A fascinating social experiment is about to begin in the Arab state of Saudi Arabia.
Under Saudi Sharia law, women are accorded anything but equal rights – most famously, they must be chaperoned while outdoors and are forbidden to drive (although enforcement of the latter is lax in rural areas). Far more importantly, their economic freedom is severely curtailed: while some 70% of University attendees are female, women make up less than 15% of the workforce. Progressive? Hardly.
So, what to make of news that the Saudis are building a women-only industrial city in the Eastern Province of Hofuf – with similar plans for four more cities elsewhere? As the Guardian reports here, it’s a project developed by the Saudi Industrial Property Authority (MODON), from a proposal by a group of Saudi businesswomen. The stated aim is to provide a place for women to develop their own economic potential, including – to quote businesswoman Hussan al-Aun – “a specialised training centre to help women develop their talents and train them to work at factories.
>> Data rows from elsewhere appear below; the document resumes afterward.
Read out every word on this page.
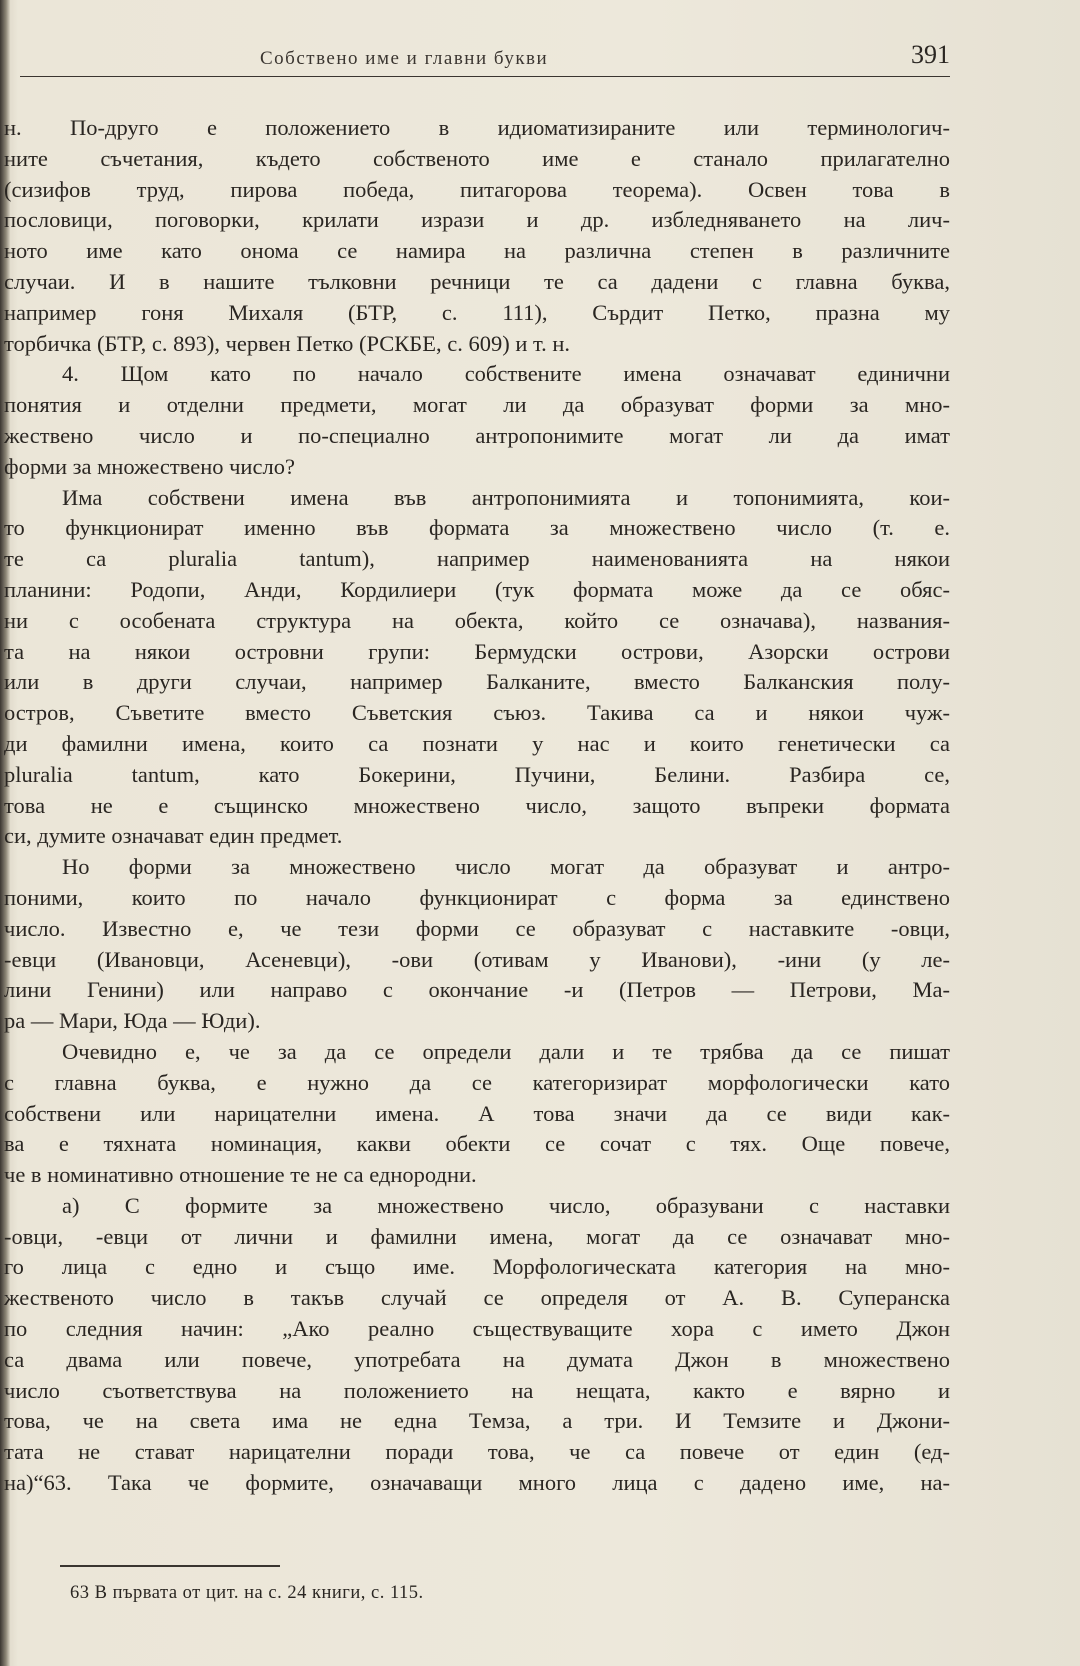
Собствено име и главни букви	391
н. По-друго е положението в идиоматизираните или терминологич-
ните съчетания, където собственото име е станало прилагателно
(сизифов труд, пирова победа, питагорова теорема). Освен това в
пословици, поговорки, крилати изрази и др. избледняването на лич-
ното име като онома се намира на различна степен в различните
случаи. И в нашите тълковни речници те са дадени с главна буква,
например гоня Михаля (БТР, с. 111), Сърдит Петко, празна му
торбичка (БТР, с. 893), червен Петко (РСКБЕ, с. 609) и т. н.
4. Щом като по начало собствените имена означават единични
понятия и отделни предмети, могат ли да образуват форми за мно-
жествено число и по-специално антропонимите могат ли да имат
форми за множествено число?
Има собствени имена във антропонимията и топонимията, кои-
то функционират именно във формата за множествено число (т. е.
те са pluralia tantum), например наименованията на някои
планини: Родопи, Анди, Кордилиери (тук формата може да се обяс-
ни с особената структура на обекта, който се означава), названия-
та на някои островни групи: Бермудски острови, Азорски острови
или в други случаи, например Балканите, вместо Балканския полу-
остров, Съветите вместо Съветския съюз. Такива са и някои чуж-
ди фамилни имена, които са познати у нас и които генетически са
pluralia tantum, като Бокерини, Пучини, Белини. Разбира се,
това не е същинско множествено число, защото въпреки формата
си, думите означават един предмет.
Но форми за множествено число могат да образуват и антро-
поними, които по начало функционират с форма за единствено
число. Известно е, че тези форми се образуват с наставките -овци,
-евци (Ивановци, Асеневци), -ови (отивам у Иванови), -ини (у ле-
лини Генини) или направо с окончание -и (Петров — Петрови, Ма-
ра — Мари, Юда — Юди).
Очевидно е, че за да се определи дали и те трябва да се пишат
с главна буква, е нужно да се категоризират морфологически като
собствени или нарицателни имена. А това значи да се види как-
ва е тяхната номинация, какви обекти се сочат с тях. Още повече,
че в номинативно отношение те не са еднородни.
а) С формите за множествено число, образувани с наставки
-овци, -евци от лични и фамилни имена, могат да се означават мно-
го лица с едно и също име. Морфологическата категория на мно-
жественото число в такъв случай се определя от А. В. Суперанска
по следния начин: „Ако реално съществуващите хора с името Джон
са двама или повече, употребата на думата Джон в множествено
число съответствува на положението на нещата, както е вярно и
това, че на света има не една Темза, а три. И Темзите и Джони-
тата не стават нарицателни поради това, че са повече от един (ед-
на)“63. Така че формите, означаващи много лица с дадено име, на-
63 В първата от цит. на с. 24 книги, с. 115.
This is essential to cut unemployment among our female graduates.”
It’s very easy to see this as a cold-blooded money-grabbing move by a government keen to find an apparently progressive way to reinforce sexual segregation while boosting the economy – but is it that simple? Last year King Abdullah announced that from 2015, women could vote in local elections and consultative assemblies – and earlier this year a ban on employing women in lingerie and cosmetic shops was overturned. These are not token reforms.
It’s also important to note that the best way to start a revolution is to gather together members of an underdog class in one place and give them the tools to develop a power base – or, put another way by Zoe Williams at the Guardian:
…when you educate people, refuse to let them work and then suddenly unleash them, en masse, into economic productivity, that’s almost an open invitation to them to be better than you.
None of this will be lost to the pro-segregationists – and let’s not forget that this is the country where private companies are violating employment law by openly hiring only single or non-pregnant married women. However this plays out, there will be considerable pressure to undermine any unofficial independence movement for women, or the ascendancy of women’s rights in the Saudi workplace. But for now? In a region housing some of the world’s richest people, money brings respect – and demonstrating a flair for earning money could be exactly the way Saudi women could fight against systemic prejudice.